Author: Zsófia Czakó
Original title: Szívhang
Title in English: Heartbeat
Publisher: Scolar
Year of publication: 2022
Number of pages: 170
Rights sold: Croatia, Serbia
Zsófia Czakó’s second book tells the story of a miscarriage. It does not, however, center on why the miscarriage took place. Rather, it contextualizes the traumatic experience of losing a baby. It paints a bleak picture of a hospital ward where the narrator is taken so that doctors can remove a dead fetus from her body and the rural town where her neighbors try to encourage her with trite clichés such as “time heals all wounds” and “the Lord giveth and the Lord taketh away.” All she sees, however, is that most of the women around her have it so much easier when it comes to having a baby, with the exception of her best friend, who is also struggling to get pregnant after several attempts at in vitro fertilization.
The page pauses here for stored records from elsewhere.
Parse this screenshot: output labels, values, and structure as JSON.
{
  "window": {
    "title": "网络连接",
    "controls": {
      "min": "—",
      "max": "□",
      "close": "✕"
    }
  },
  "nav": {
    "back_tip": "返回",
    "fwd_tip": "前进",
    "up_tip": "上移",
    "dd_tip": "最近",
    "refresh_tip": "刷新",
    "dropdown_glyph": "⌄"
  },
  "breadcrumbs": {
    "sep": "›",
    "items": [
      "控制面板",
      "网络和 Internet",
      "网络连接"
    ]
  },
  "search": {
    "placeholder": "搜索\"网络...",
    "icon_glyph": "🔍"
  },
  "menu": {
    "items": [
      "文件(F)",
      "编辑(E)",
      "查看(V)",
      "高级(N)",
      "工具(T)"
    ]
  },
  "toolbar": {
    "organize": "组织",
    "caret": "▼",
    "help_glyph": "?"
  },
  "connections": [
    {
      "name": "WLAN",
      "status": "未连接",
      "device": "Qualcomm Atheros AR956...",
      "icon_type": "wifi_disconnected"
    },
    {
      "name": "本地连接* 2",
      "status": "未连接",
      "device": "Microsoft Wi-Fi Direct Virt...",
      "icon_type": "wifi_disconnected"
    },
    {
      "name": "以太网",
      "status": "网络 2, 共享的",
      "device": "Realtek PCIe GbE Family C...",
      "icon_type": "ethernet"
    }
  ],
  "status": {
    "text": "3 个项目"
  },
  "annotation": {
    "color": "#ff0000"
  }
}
Her perceptions shift, however, when she is scheduled for dilatation and evacuation and has to spend a few days in hospital room “G,” a designation used because of the large number of pregnant Roma or “Gypsy” women who come to the hospital. Here, she is the only patient with naturally blonde hair and white skin, and she is also “the only woman who can afford the luxury of crying.”
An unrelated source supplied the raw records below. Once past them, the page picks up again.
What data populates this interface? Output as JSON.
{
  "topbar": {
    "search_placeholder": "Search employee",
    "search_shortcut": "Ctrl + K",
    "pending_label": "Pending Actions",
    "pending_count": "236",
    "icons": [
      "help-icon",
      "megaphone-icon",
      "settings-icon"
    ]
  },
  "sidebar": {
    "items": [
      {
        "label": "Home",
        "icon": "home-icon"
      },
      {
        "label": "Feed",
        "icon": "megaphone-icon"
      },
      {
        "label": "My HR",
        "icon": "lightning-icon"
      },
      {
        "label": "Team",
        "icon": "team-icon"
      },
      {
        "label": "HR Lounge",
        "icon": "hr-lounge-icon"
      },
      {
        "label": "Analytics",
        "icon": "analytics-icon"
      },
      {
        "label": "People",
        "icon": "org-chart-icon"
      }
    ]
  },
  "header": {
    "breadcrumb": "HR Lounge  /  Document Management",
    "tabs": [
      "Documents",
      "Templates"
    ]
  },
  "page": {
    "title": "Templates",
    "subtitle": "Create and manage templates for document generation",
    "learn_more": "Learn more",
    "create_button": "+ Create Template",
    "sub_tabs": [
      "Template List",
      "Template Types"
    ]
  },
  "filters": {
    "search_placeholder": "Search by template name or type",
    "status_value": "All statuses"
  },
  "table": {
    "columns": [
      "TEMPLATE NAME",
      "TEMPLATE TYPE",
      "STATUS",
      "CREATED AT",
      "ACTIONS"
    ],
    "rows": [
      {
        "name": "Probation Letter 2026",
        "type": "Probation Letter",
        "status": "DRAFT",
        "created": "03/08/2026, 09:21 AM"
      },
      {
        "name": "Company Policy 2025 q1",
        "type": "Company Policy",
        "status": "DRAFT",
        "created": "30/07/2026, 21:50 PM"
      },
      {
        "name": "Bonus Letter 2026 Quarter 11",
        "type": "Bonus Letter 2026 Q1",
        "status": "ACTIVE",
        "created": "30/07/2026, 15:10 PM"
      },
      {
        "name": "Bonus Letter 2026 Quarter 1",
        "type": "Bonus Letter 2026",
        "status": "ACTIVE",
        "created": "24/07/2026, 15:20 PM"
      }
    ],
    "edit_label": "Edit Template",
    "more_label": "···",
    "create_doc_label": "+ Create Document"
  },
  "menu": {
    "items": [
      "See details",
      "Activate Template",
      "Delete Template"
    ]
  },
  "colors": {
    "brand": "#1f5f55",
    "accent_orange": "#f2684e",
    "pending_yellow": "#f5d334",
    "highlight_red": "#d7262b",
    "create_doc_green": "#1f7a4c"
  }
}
Though fundamentally a first-person narrative of personal trauma, Heartbeat also addresses social issues of race, gender, and loss with empathy and bitter (self-)irony. It portrays burnt-out nurses and doctors for whom apathy is a defense mechanism against the emotional responses they might have when dealing with patients who are hoping for healthy pregnancies or seeking abortions. It also offers moving if also troubling portraits of the fates of Roma girls and women, some of whom are almost regular visitors at the ward. For both groups, doctors and patients, the removal of a fetus has become a routine operation in every sense of the word. Hence the true horror of the narrator’s experience. On top of losing a baby, she also realizes that the term slaughterhouse is not just a metaphor favored by religious discourse for wards like this. The patients in room “G” are indeed treated like animals waiting for the slaughter. Dilatation and evacuation are operations that seem as uncompassionate and routinized as meat processing.